A Scandi analyses British freshers’ week

Brexit Cambridge culture Drinking Freshers international overseas Scandi Student uk

Freshers’ Week is a hectic blur at the best of times, but when you’re an international student this chaos is mixed with equal parts of ‘what the hell is going on in this country’ and ‘does anyone actually speak English or is it all Jamaican-influenced slang.’ For me, a half-baked Scandinavian with a British mother and a few years of living in Lincolnshire (everyone’s favourite pro-Brexit county), it was a shock to return to England and come face to face once more with the true Brit.

Goodbye Swedish serenity

While Scandinavian culture is not hugely different to that of the UK, the British are a fascinating bunch and not purely for their love of Bake-off, apologising for no reason, and all things hummus-related. Here are a few things I observed, in a not so subtle attempt to rip off Kate Fox’s Watching the English.

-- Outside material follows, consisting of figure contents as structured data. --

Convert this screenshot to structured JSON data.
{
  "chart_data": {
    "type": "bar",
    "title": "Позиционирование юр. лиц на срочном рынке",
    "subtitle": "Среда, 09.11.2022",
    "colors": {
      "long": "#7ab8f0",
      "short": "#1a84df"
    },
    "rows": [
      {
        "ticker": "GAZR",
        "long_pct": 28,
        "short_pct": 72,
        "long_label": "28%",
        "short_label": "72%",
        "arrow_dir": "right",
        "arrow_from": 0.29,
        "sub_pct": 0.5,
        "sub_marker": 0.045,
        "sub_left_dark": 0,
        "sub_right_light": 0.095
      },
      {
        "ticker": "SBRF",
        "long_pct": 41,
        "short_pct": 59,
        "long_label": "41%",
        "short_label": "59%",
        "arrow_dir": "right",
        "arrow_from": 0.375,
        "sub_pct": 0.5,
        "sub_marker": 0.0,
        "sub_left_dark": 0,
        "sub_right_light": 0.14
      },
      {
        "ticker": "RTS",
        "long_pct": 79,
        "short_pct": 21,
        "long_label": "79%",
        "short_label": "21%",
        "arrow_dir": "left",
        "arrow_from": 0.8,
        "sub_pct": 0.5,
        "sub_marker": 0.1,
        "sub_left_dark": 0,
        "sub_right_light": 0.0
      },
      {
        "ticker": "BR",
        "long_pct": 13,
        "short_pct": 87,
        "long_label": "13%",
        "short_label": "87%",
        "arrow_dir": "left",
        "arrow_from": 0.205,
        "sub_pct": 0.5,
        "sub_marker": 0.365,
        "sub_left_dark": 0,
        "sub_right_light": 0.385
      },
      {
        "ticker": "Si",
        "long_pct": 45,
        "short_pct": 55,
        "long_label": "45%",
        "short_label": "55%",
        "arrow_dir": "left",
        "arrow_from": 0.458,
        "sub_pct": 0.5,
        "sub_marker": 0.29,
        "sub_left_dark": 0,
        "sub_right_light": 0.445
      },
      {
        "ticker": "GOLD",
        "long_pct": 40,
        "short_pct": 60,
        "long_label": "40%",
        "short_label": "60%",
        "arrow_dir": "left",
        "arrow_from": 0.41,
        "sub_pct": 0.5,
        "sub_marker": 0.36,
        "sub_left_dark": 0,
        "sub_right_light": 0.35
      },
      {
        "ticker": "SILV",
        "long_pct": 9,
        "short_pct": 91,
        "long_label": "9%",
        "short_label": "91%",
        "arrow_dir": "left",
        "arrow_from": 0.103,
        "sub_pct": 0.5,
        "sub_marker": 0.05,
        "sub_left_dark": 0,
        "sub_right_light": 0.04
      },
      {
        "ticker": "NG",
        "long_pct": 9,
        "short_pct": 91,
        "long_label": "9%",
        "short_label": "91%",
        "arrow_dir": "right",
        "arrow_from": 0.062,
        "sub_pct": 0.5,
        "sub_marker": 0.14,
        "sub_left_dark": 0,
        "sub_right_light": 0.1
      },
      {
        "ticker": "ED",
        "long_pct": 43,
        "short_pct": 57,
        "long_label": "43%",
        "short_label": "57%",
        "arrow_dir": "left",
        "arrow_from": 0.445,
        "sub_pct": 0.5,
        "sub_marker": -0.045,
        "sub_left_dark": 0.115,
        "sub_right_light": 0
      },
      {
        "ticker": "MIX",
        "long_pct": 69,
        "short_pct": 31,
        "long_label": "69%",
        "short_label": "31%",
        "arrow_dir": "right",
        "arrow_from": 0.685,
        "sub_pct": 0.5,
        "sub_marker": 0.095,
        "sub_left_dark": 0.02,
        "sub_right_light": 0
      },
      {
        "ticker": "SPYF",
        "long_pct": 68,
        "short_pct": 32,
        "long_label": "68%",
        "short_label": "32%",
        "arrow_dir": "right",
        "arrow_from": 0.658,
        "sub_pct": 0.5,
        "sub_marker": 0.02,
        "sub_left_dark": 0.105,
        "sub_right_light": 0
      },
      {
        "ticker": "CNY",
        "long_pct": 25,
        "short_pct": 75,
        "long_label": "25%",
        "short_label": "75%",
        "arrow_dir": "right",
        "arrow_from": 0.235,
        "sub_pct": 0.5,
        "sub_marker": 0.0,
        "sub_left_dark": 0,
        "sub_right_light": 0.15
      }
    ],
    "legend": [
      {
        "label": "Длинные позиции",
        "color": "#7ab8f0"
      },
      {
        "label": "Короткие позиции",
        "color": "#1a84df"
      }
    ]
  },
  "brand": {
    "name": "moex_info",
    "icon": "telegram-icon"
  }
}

Watching the Fresher having just downed it

Brits don’t use the 24-hour clock

Cue confused looks when I suggest we have lunch at 13.00. While an article in The Independent would discuss how such a difference in cultural norms results in a differing understanding of time, that would be complete and utter bullshit. It is however, annoying to constantly have to explain that yes I did mean meet at 5 pm when I said 17.

Goes to Cambridge but can’t figure out military time

Dating is weird here

Segueing on neatly from the topic of alcohol – in Sweden, if you’re interested in someone, you go for a ‘fika’: directly invite them for a coffee and subtly make sexual innuendos throughout while accumulating a foam-mustache from your cappuccino. In Iceland, you go to the local swimming pool. In Denmark, you eat licorice. In England, you seem to wait until you’re about three Jägerbombs in before striking up a largely forgettable conversation with someone whom you’ve only blinked at prior. Chivalry really is dead.

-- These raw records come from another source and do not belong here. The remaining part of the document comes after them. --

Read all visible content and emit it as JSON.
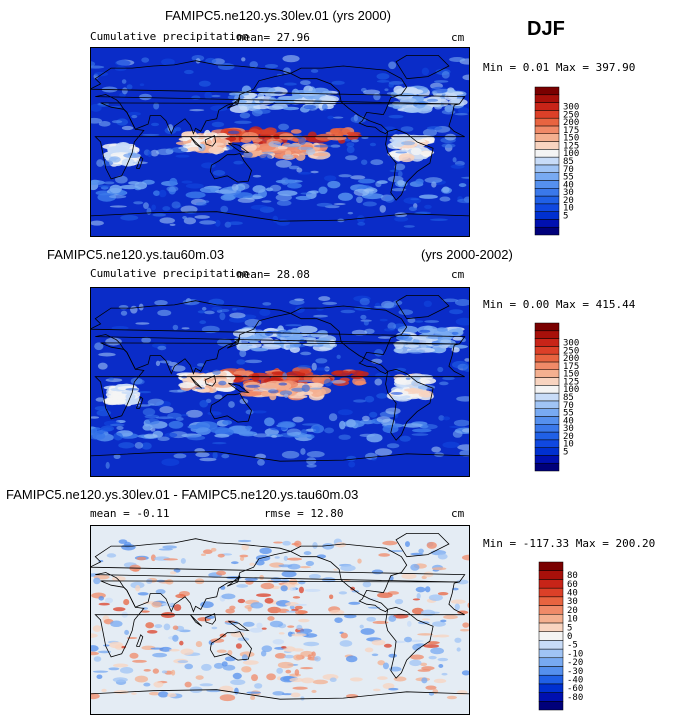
{
  "season": "DJF",
  "colors": {
    "precip_scale": [
      "#00007a",
      "#0010b0",
      "#0030d0",
      "#1048e0",
      "#2060e6",
      "#3a78ea",
      "#5590ee",
      "#78aaf2",
      "#a0c4f5",
      "#c8dcf8",
      "#f4f4f4",
      "#f8d4c0",
      "#f4b090",
      "#f08a68",
      "#e86440",
      "#dc4028",
      "#c82418",
      "#a8100a",
      "#7a0000"
    ],
    "diff_scale": [
      "#00007a",
      "#0010b0",
      "#0030d0",
      "#2060e6",
      "#5590ee",
      "#78aaf2",
      "#a0c4f5",
      "#c8dcf8",
      "#f4f4f4",
      "#f8d4c0",
      "#f4b090",
      "#f08a68",
      "#e86440",
      "#dc4028",
      "#c82418",
      "#a8100a",
      "#7a0000"
    ],
    "ocean_base": "#0a2cc8",
    "diff_base": "#e4ecf4"
  },
  "panels": [
    {
      "title": "FAMIPC5.ne120.ys.30lev.01 (yrs 2000)",
      "title_right": "",
      "subtitle": "Cumulative precipitation",
      "mean_text": "mean=  27.96",
      "rmse_text": "",
      "units": "cm",
      "minmax": "Min =   0.01 Max = 397.90"
    },
    {
      "title": "FAMIPC5.ne120.ys.tau60m.03",
      "title_right": "(yrs 2000-2002)",
      "subtitle": "Cumulative precipitation",
      "mean_text": "mean=  28.08",
      "rmse_text": "",
      "units": "cm",
      "minmax": "Min =   0.00 Max = 415.44"
    },
    {
      "title": "FAMIPC5.ne120.ys.30lev.01 - FAMIPC5.ne120.ys.tau60m.03",
      "title_right": "",
      "subtitle": "",
      "mean_text": "mean =  -0.11",
      "rmse_text": "rmse =  12.80",
      "units": "cm",
      "minmax": "Min = -117.33 Max = 200.20"
    }
  ],
  "chart_data": [
    {
      "type": "heatmap",
      "title": "FAMIPC5.ne120.ys.30lev.01 (yrs 2000)",
      "subtitle": "Cumulative precipitation",
      "units": "cm",
      "mean": 27.96,
      "min": 0.01,
      "max": 397.9,
      "colorbar_levels": [
        5,
        10,
        20,
        30,
        40,
        55,
        70,
        85,
        100,
        125,
        150,
        175,
        200,
        250,
        300
      ]
    },
    {
      "type": "heatmap",
      "title": "FAMIPC5.ne120.ys.tau60m.03",
      "subtitle": "Cumulative precipitation",
      "period": "(yrs 2000-2002)",
      "units": "cm",
      "mean": 28.08,
      "min": 0.0,
      "max": 415.44,
      "colorbar_levels": [
        5,
        10,
        20,
        30,
        40,
        55,
        70,
        85,
        100,
        125,
        150,
        175,
        200,
        250,
        300
      ]
    },
    {
      "type": "heatmap",
      "title": "FAMIPC5.ne120.ys.30lev.01 - FAMIPC5.ne120.ys.tau60m.03",
      "units": "cm",
      "mean": -0.11,
      "rmse": 12.8,
      "min": -117.33,
      "max": 200.2,
      "colorbar_levels": [
        -80,
        -60,
        -40,
        -30,
        -20,
        -10,
        -5,
        0,
        5,
        10,
        20,
        30,
        40,
        60,
        80
      ]
    }
  ]
}
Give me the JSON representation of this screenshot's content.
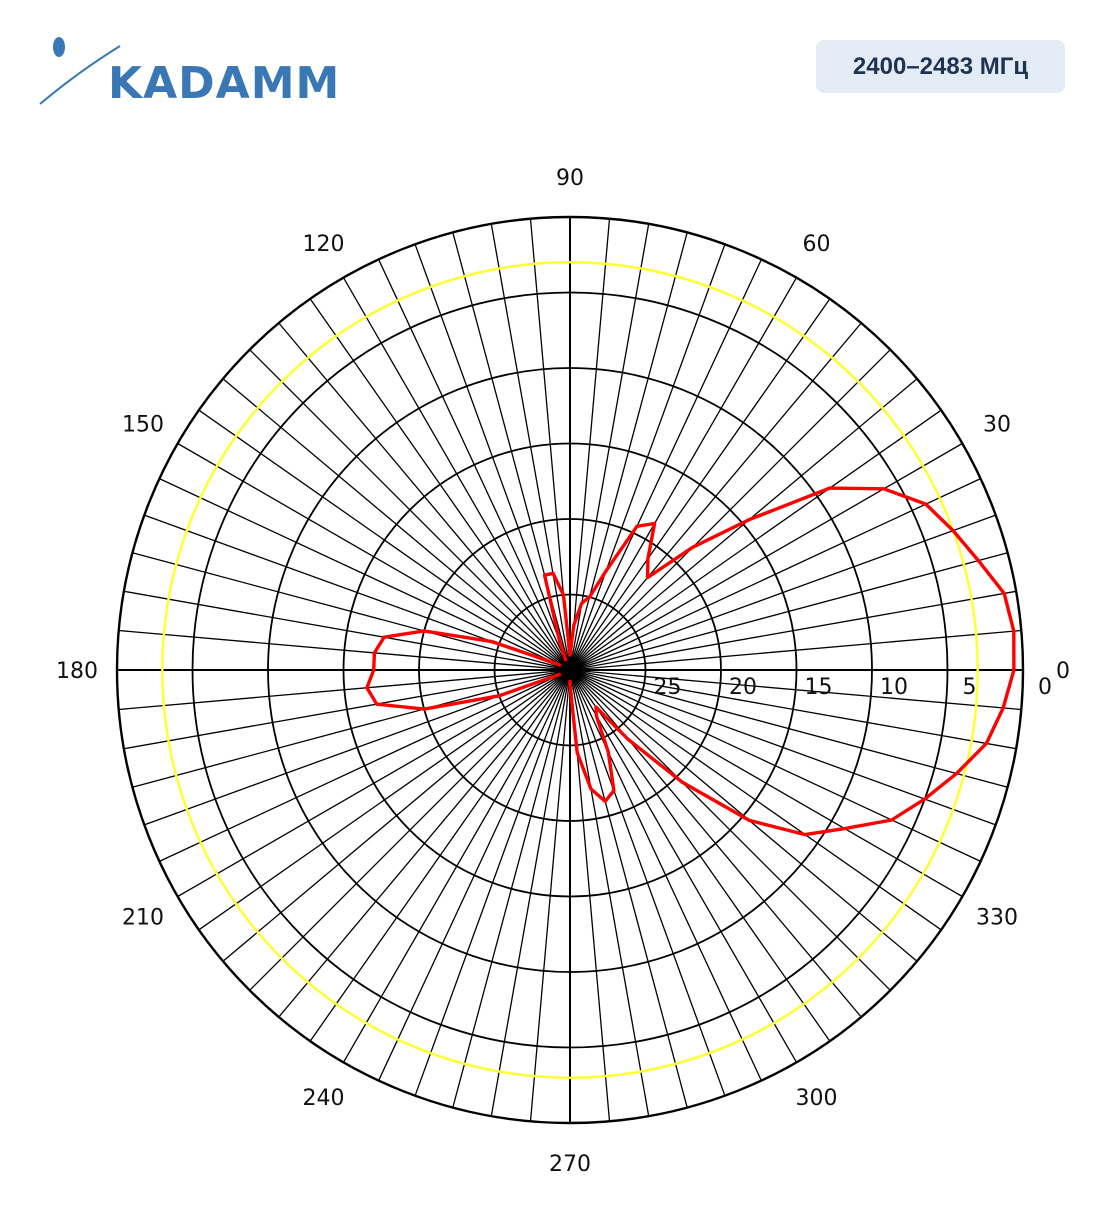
{
  "header": {
    "logo_text": "KADAMM",
    "band_label": "2400–2483 МГц"
  },
  "colors": {
    "trace": "#ff0000",
    "reference_ring": "#ffff33",
    "grid": "#000000",
    "logo": "#3a78b5",
    "badge_bg": "#e3ebf5",
    "badge_text": "#1f3250"
  },
  "chart_data": {
    "type": "polar-line",
    "title": "",
    "angle_unit": "degrees",
    "angle_labels": [
      "0",
      "30",
      "60",
      "90",
      "120",
      "150",
      "180",
      "210",
      "240",
      "270",
      "300",
      "330"
    ],
    "radial_labels": [
      "0",
      "5",
      "10",
      "15",
      "20",
      "25"
    ],
    "radial_axis": "attenuation in dB from the maximum, 0 at the outer edge",
    "radial_range": [
      0,
      30
    ],
    "reference_ring_db": 3,
    "series": [
      {
        "angles": [
          0,
          5,
          10,
          15,
          20,
          25,
          30,
          35,
          40,
          45,
          50,
          55,
          60,
          65,
          70,
          75,
          80,
          85,
          90,
          95,
          100,
          105,
          110,
          115,
          120,
          125,
          130,
          135,
          140,
          145,
          150,
          155,
          160,
          165,
          170,
          175,
          180,
          185,
          190,
          195,
          200,
          205,
          210,
          215,
          220,
          225,
          230,
          235,
          240,
          245,
          250,
          255,
          260,
          265,
          270,
          275,
          280,
          285,
          290,
          295,
          300,
          305,
          310,
          315,
          320,
          325,
          330,
          335,
          340,
          345,
          350,
          355
        ],
        "attenuation_db": [
          0.6,
          0.5,
          0.8,
          2.0,
          3.0,
          4.0,
          6.0,
          9.0,
          14.5,
          18.5,
          22.0,
          21.0,
          18.8,
          19.5,
          23.0,
          25.0,
          25.5,
          27.0,
          29.0,
          25.0,
          23.5,
          23.5,
          28.0,
          29.5,
          30.0,
          30.0,
          30.0,
          30.0,
          30.0,
          30.0,
          30.0,
          29.0,
          24.5,
          20.0,
          17.5,
          17.0,
          17.0,
          16.5,
          17.0,
          20.0,
          25.0,
          29.5,
          30.0,
          30.0,
          30.0,
          30.0,
          30.0,
          30.0,
          30.0,
          30.0,
          30.0,
          30.0,
          30.0,
          30.0,
          29.0,
          24.5,
          22.0,
          21.0,
          21.5,
          24.0,
          26.5,
          27.0,
          24.0,
          19.5,
          14.5,
          11.0,
          9.0,
          6.5,
          5.0,
          3.5,
          2.0,
          1.2
        ]
      }
    ]
  }
}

British courting at its finest(?)

Nobody understands what the IB is

Don’t get moody with me when I try to explain to you that the highest possible score of 45 is the equivalent of 5 A*s. Or the fact that maths taken at standard level in the IB is actually as challenging as Further Maths at A-level.

IB edgy af (the face of a genius?)

Class is often a topic of conversation (and especially the topic of Tab articles)

Not that class doesn’t exist in Scandinavia, and not that class divisions aren’t an issue, we just tend not to put as much emphasis on it in conversation outside of the political and academic arena. I discovered quickly that knowing who was from a private school vs. a state school; who was wealthy vs. who simply gave off the illusion of wealth, was seen as powerful knowledge, with bitterness from both parties. Even the order in which a person adds milk to their tea is worthy of discussion and psychoanalysis.

Don’t we all just want a hug at the end of the day


Binge-drinking and an unhealthy interest in hierarchy aside, Fresher’s week did introduce me to the most defining characteristic of the Brits; their friendliness. If you live in a Scandinavian country you’ll know that greeting a stranger on the street, even with just a friendly nod to acknowledge their existence, is commonly met with a sneer and mutterings of ‘är hon galen eller…’ (is she crazy, or?) So for a Scandi, the warm welcoming the Brits gave me was by far the most striking part of the experience.

Smiles and giggles all around

Granted some would rather I were from Guildford or Surrey so they could compare addresses and common friends than hear about my life in the little city of Helsingborg, Sweden, but the majority are genuinely interested, open and not bothered about taking themselves too seriously.

Freshers friends = friends for life

And if you can get on board with their sarcasm, you might even learn to enjoy the ‘banter’ (though probably not that of the ‘lad’ variety). As term progressed I too found myself partial to the use of words like ‘bare’ and ‘moist don.’ God save the Queen, am I right?